In fields that aren't so tightly screened -- from entrepreneurship to show business to corporate management -- the odds are much longer for members of the cognitive elite than they are in the professions. The stampede into the professions, driven by risk aversion, is the subject of many hand-wringing commencement speeches (and, years later, of the students' middle-aged longueurs). It would even be possible to take the perverse position that people with high IQs have become less powerful in recent decades, because they are so firmly channeled into advisory roles in the professions. This is why the Ross Perots and David Geffens of the world don't find themselves competing with many anointed members of the cognitive elite during their rise into the economic elite.

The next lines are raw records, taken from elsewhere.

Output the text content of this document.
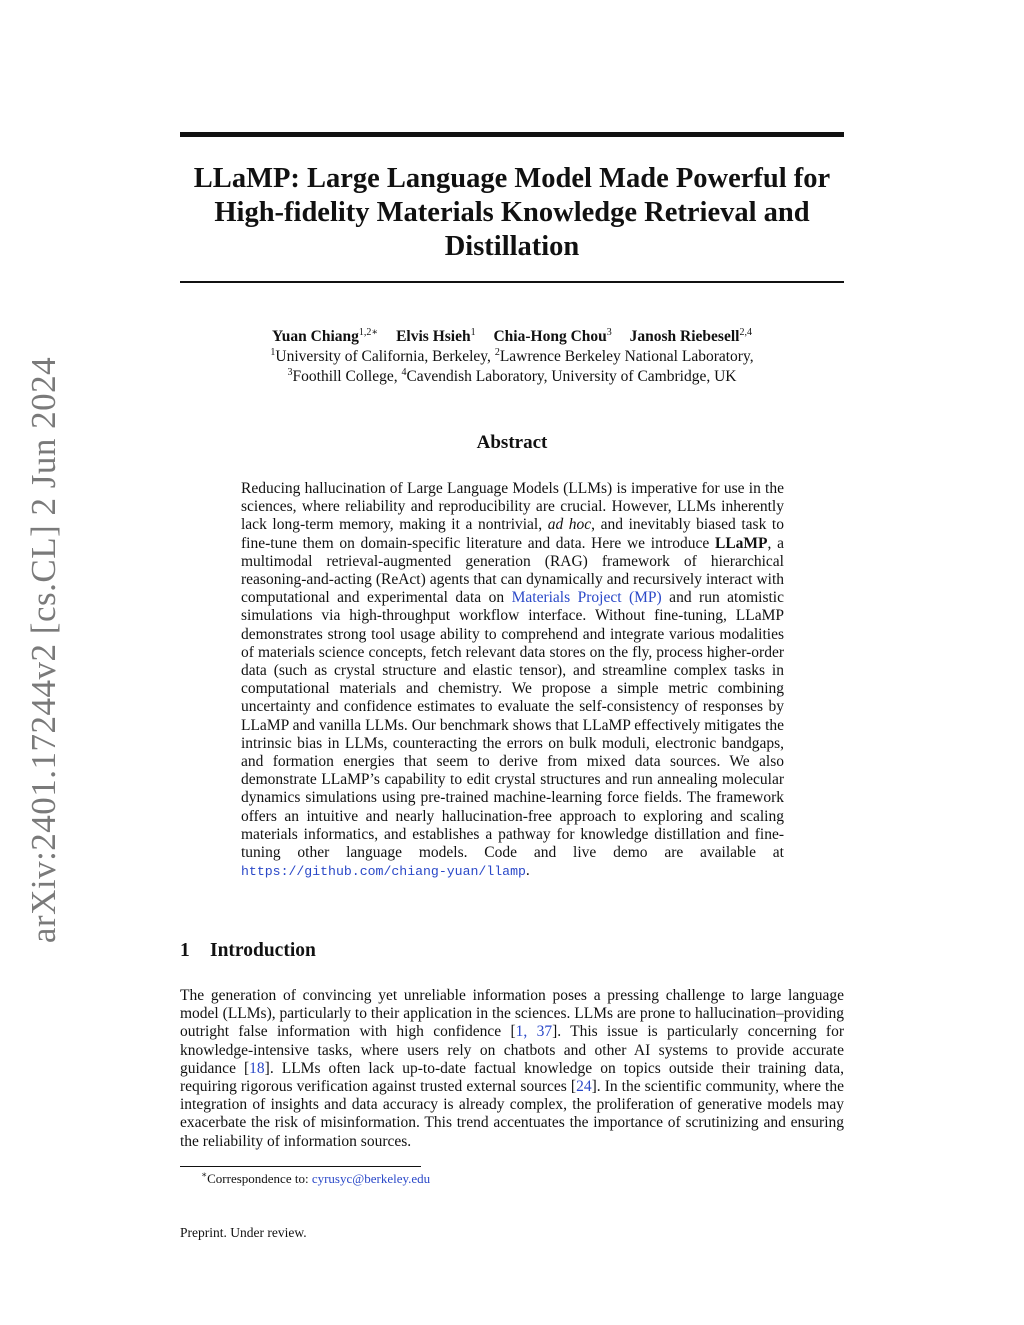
arXiv:2401.17244v2 [cs.CL] 2 Jun 2024
LLaMP: Large Language Model Made Powerful for High-fidelity Materials Knowledge Retrieval and Distillation
Yuan Chiang$^{1,2∗}$ Elvis Hsieh$^1$ Chia-Hong Chou$^3$ Janosh Riebesell$^{2,4}$
$^1$University of California, Berkeley, $^2$Lawrence Berkeley National Laboratory,
$^3$Foothill College, $^4$Cavendish Laboratory, University of Cambridge, UK
Abstract

Reducing hallucination of Large Language Models (LLMs) is imperative for use in the sciences, where reliability and reproducibility are crucial. However, LLMs inherently lack long-term memory, making it a nontrivial, ad hoc, and inevitably biased task to fine-tune them on domain-specific literature and data. Here we introduce LLaMP, a multimodal retrieval-augmented generation (RAG) framework of hierarchical reasoning-and-acting (ReAct) agents that can dynamically and recursively interact with computational and experimental data on Materials Project (MP) and run atomistic simulations via high-throughput workflow interface. Without fine-tuning, LLaMP demonstrates strong tool usage ability to comprehend and integrate various modalities of materials science concepts, fetch relevant data stores on the fly, process higher-order data (such as crystal structure and elastic tensor), and streamline complex tasks in computational materials and chemistry. We propose a simple metric combining uncertainty and confidence estimates to evaluate the self-consistency of responses by LLaMP and vanilla LLMs. Our benchmark shows that LLaMP effectively mitigates the intrinsic bias in LLMs, counteracting the errors on bulk moduli, electronic bandgaps, and formation energies that seem to derive from mixed data sources. We also demonstrate LLaMP’s capability to edit crystal structures and run annealing molecular dynamics simulations using pre-trained machine-learning force fields. The framework offers an intuitive and nearly hallucination-free approach to exploring and scaling materials informatics, and establishes a pathway for knowledge distillation and fine-tuning other language models. Code and live demo are available at https://github.com/chiang-yuan/llamp.

1 Introduction

The generation of convincing yet unreliable information poses a pressing challenge to large language model (LLMs), particularly to their application in the sciences. LLMs are prone to hallucination–providing outright false information with high confidence [1, 37]. This issue is particularly concerning for knowledge-intensive tasks, where users rely on chatbots and other AI systems to provide accurate guidance [18]. LLMs often lack up-to-date factual knowledge on topics outside their training data, requiring rigorous verification against trusted external sources [24]. In the scientific community, where the integration of insights and data accuracy is already complex, the proliferation of generative models may exacerbate the risk of misinformation. This trend accentuates the importance of scrutinizing and ensuring the reliability of information sources.

∗Correspondence to: cyrusyc@berkeley.edu
Preprint. Under review.
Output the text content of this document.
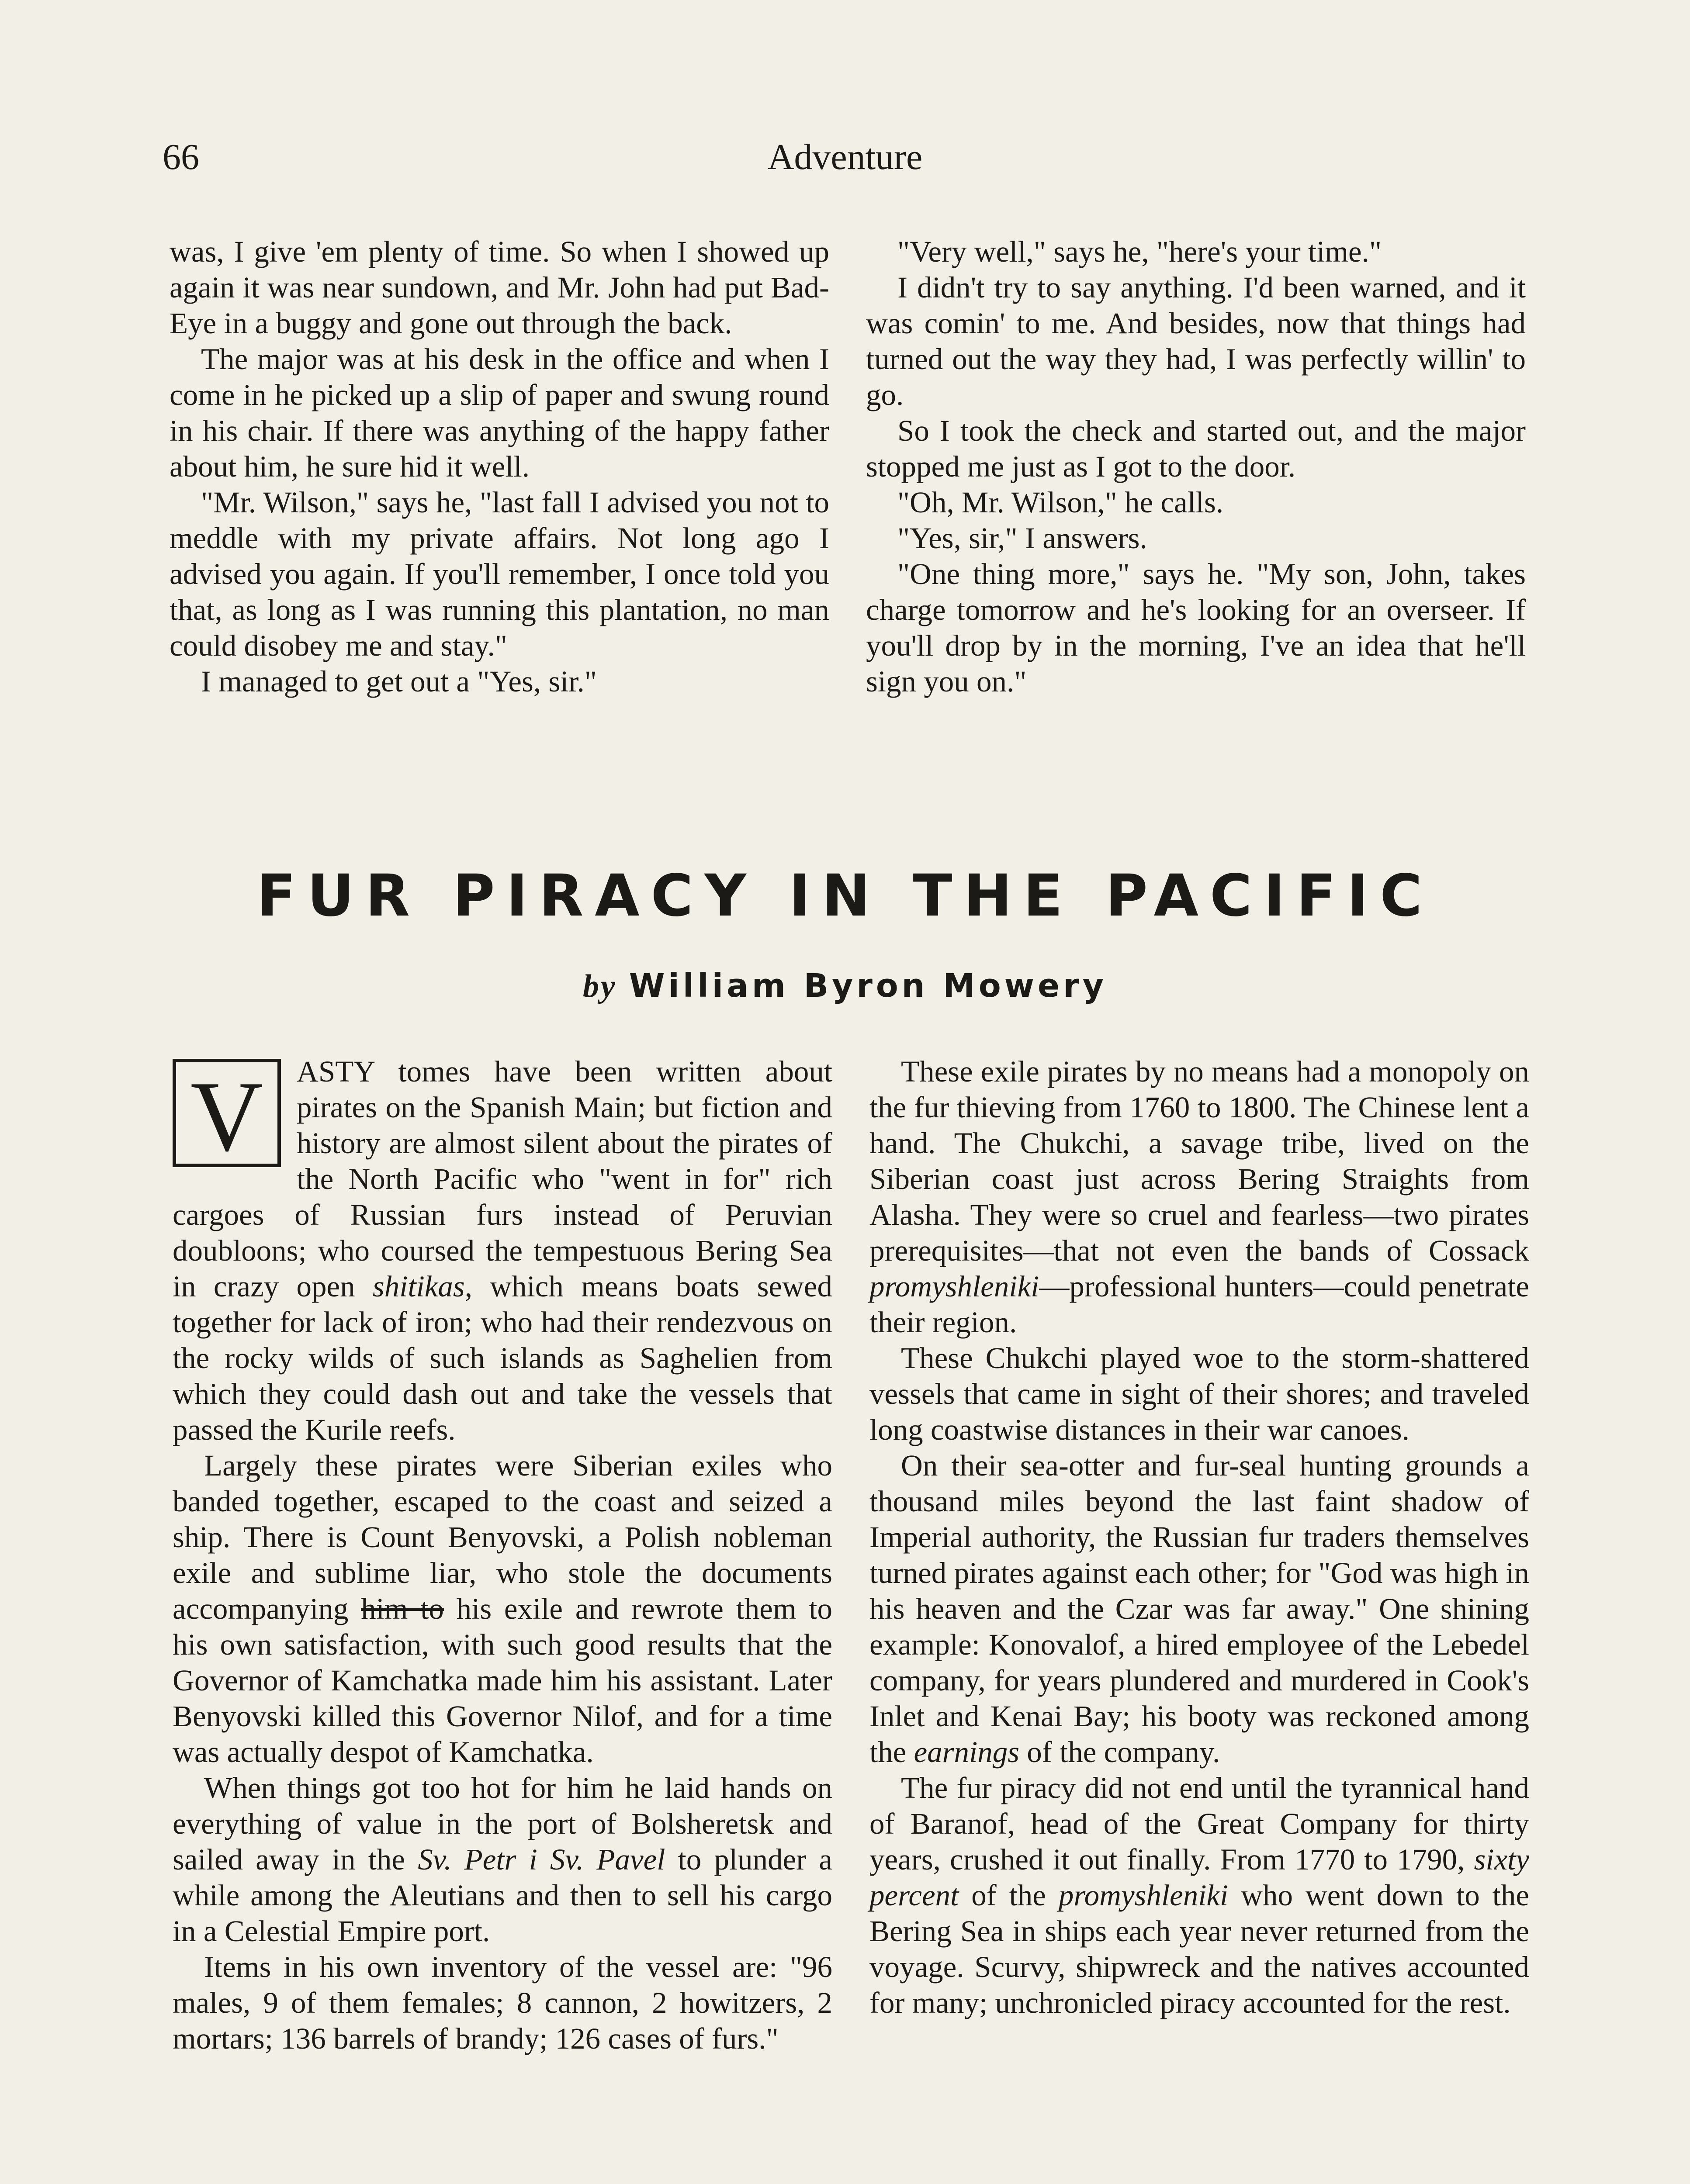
66	Adventure

was, I give 'em plenty of time. So when I showed up again it was near sundown, and Mr. John had put Bad-Eye in a buggy and gone out through the back.

The major was at his desk in the office and when I come in he picked up a slip of paper and swung round in his chair. If there was anything of the happy father about him, he sure hid it well.

"Mr. Wilson," says he, "last fall I advised you not to meddle with my private affairs. Not long ago I advised you again. If you'll remember, I once told you that, as long as I was running this plantation, no man could disobey me and stay."

I managed to get out a "Yes, sir."

"Very well," says he, "here's your time."

I didn't try to say anything. I'd been warned, and it was comin' to me. And besides, now that things had turned out the way they had, I was perfectly willin' to go.

So I took the check and started out, and the major stopped me just as I got to the door.

"Oh, Mr. Wilson," he calls.

"Yes, sir," I answers.

"One thing more," says he. "My son, John, takes charge tomorrow and he's looking for an overseer. If you'll drop by in the morning, I've an idea that he'll sign you on."

FUR PIRACY IN THE PACIFIC
by William Byron Mowery

V	ASTY tomes have been written about pirates on the Spanish Main; but fiction and history are almost silent about the pirates of the North Pacific who "went in for" rich cargoes of Russian furs instead of Peruvian doubloons; who coursed the tempestuous Bering Sea in crazy open shitikas, which means boats sewed together for lack of iron; who had their rendezvous on the rocky wilds of such islands as Saghelien from which they could dash out and take the vessels that passed the Kurile reefs.

Largely these pirates were Siberian exiles who banded together, escaped to the coast and seized a ship. There is Count Benyovski, a Polish nobleman exile and sublime liar, who stole the documents accompanying him to his exile and rewrote them to his own satisfaction, with such good results that the Governor of Kamchatka made him his assistant. Later Benyovski killed this Governor Nilof, and for a time was actually despot of Kamchatka.

When things got too hot for him he laid hands on everything of value in the port of Bolsheretsk and sailed away in the Sv. Petr i Sv. Pavel to plunder a while among the Aleutians and then to sell his cargo in a Celestial Empire port.

Items in his own inventory of the vessel are: "96 males, 9 of them females; 8 cannon, 2 howitzers, 2 mortars; 136 barrels of brandy; 126 cases of furs."

These exile pirates by no means had a monopoly on the fur thieving from 1760 to 1800. The Chinese lent a hand. The Chukchi, a savage tribe, lived on the Siberian coast just across Bering Straights from Alasha. They were so cruel and fearless—two pirates prerequisites—that not even the bands of Cossack promyshleniki—professional hunters—could penetrate their region.

These Chukchi played woe to the storm-shattered vessels that came in sight of their shores; and traveled long coastwise distances in their war canoes.

On their sea-otter and fur-seal hunting grounds a thousand miles beyond the last faint shadow of Imperial authority, the Russian fur traders themselves turned pirates against each other; for "God was high in his heaven and the Czar was far away." One shining example: Konovalof, a hired employee of the Lebedel company, for years plundered and murdered in Cook's Inlet and Kenai Bay; his booty was reckoned among the earnings of the company.

The fur piracy did not end until the tyrannical hand of Baranof, head of the Great Company for thirty years, crushed it out finally. From 1770 to 1790, sixty percent of the promyshleniki who went down to the Bering Sea in ships each year never returned from the voyage. Scurvy, shipwreck and the natives accounted for many; unchronicled piracy accounted for the rest.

In his In an Age of Experts, Steven Brint sets out to create a more precise taxonomy of the professional classes than is available in the books that sweepingly assert the presence of a unitary new elite. Although Brint attempts to prove his points with somewhat woolly efforts at quantifying, such as enlisting a squadron of research assistants to code articles from sixteen publications numerically on each of a hundred variables, most of what he says has the ring of common sense. His main theory is that professionals are differentiated in ways that mirror wider divisions in the society. Professionals in "business services" (corporate lawyers, for example) and "applied science" (engineers) tend to be well-off and conservative. Professionals in "human services" (social workers, schoolteachers) are more liberal but most of them can't plausibly be presented as part of an economic elite. Professionals in "consultative" jobs are more liberal than those in "command-oriented" jobs. To the extent that there is a liberal strain among professionals in general, it is found in their positions on social rather than economic issues. To the extent that there is a New Class, it is found not here but in Western Europe, where there is a tradition of elite university graduates becoming career government officials.